LAS NIÑAS
Émancipation adolescente dans un pays en pleine mutation
1992, à Saragosse, en Espagne. Celia, 11 ans, vit avec sa mère. Étudiant dans un collège religieux pour filles, elle fait la connaissance de Brisa, nouvelle venue arrivant de Barcelone, qui vit chez sa grand-mère et serait orpheline. Lui apprenant les groupes de musique, celle-ci va l’entraîner dans le monde de l’adolescence…
Le premier long métrage de Pilar Palomero, "Las niñas", passé par la Berlinale 2020 dans la section Generation, sort enfin sur les écrans français, auréolé de ses 4 Goyas 2021, dont ceux du meilleur film, du nouveau meilleur réalisateur et du meilleur scénario original, ainsi que de son prix du meilleur premier film au Festival de cinéma espagnol de Nantes 2021. Sans doute quelque peu surestimé, le film, qui creuse un sillon maintes fois exploité, n’en constitue pas moins un beau portrait d’adolescentes, dans une Espagne alors en pleines mutations politique et sociale. En plantant le décors autour de deux personnages de jeunes filles, l’une vivant avec sa mère, l’autre avec sa grand-mère, devenant amies dans un collège mené par des bonnes sœurs, c’est naturellement le vent de l’émancipation qui va souffler, au mépris du mensonge ou des règles posées par les adultes.
Jouant d’emblée sur le contraste entre la liberté de Brisa (la nouvelle venue) et la sagesse enfantine de Celia, les leçons de chasteté et la sensualité qui s’affirme, les lectures de magazines et celle du Kamasutra, la réalisatrice s’attarde sur des détails qui marquent la rébellion en cours : le blanc correcteur comme vernis à ongle, les préservatifs devenus jeu et servant de gants, l’alcool comme tentative… Dévoilant l’aspect rétrograde et hypocrite de l’enseignement, entre une professeur aimant humilier ses élèves et un prêtre qui fume en douce, elle se met le spectateur dans la poche, permettant rapidement l’identification avec ses personnages.
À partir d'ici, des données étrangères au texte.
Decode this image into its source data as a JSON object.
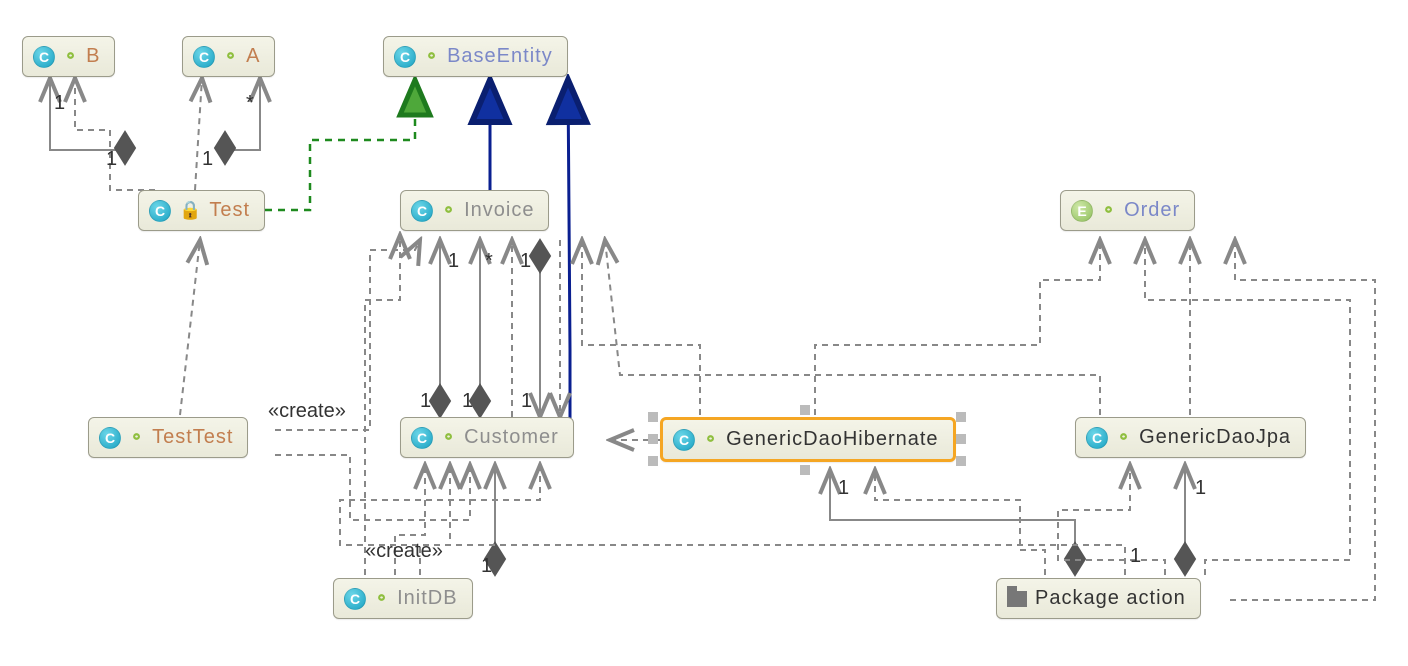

Virant progressivement au drame, son récit séduit par sa capacité à saisir la prise de conscience d’un pouvoir de séduction (voir la scène de la soirée, où s’exprime toute la violence du rejet…) comme la nécessité, pour se construire, d’adultes capables de s’adresser à eux comme à des grandes personnes. Doté d’un casting de jeunes actrices toutes impeccables, "Las niñas" se termine comme il a commencé, autour d’une chorale, sans voix au début, l’héroïne parvenant à chanter à la fin. Comme si celle-ci avait, au fil du récit, trouvé sa voix… ou sa voie.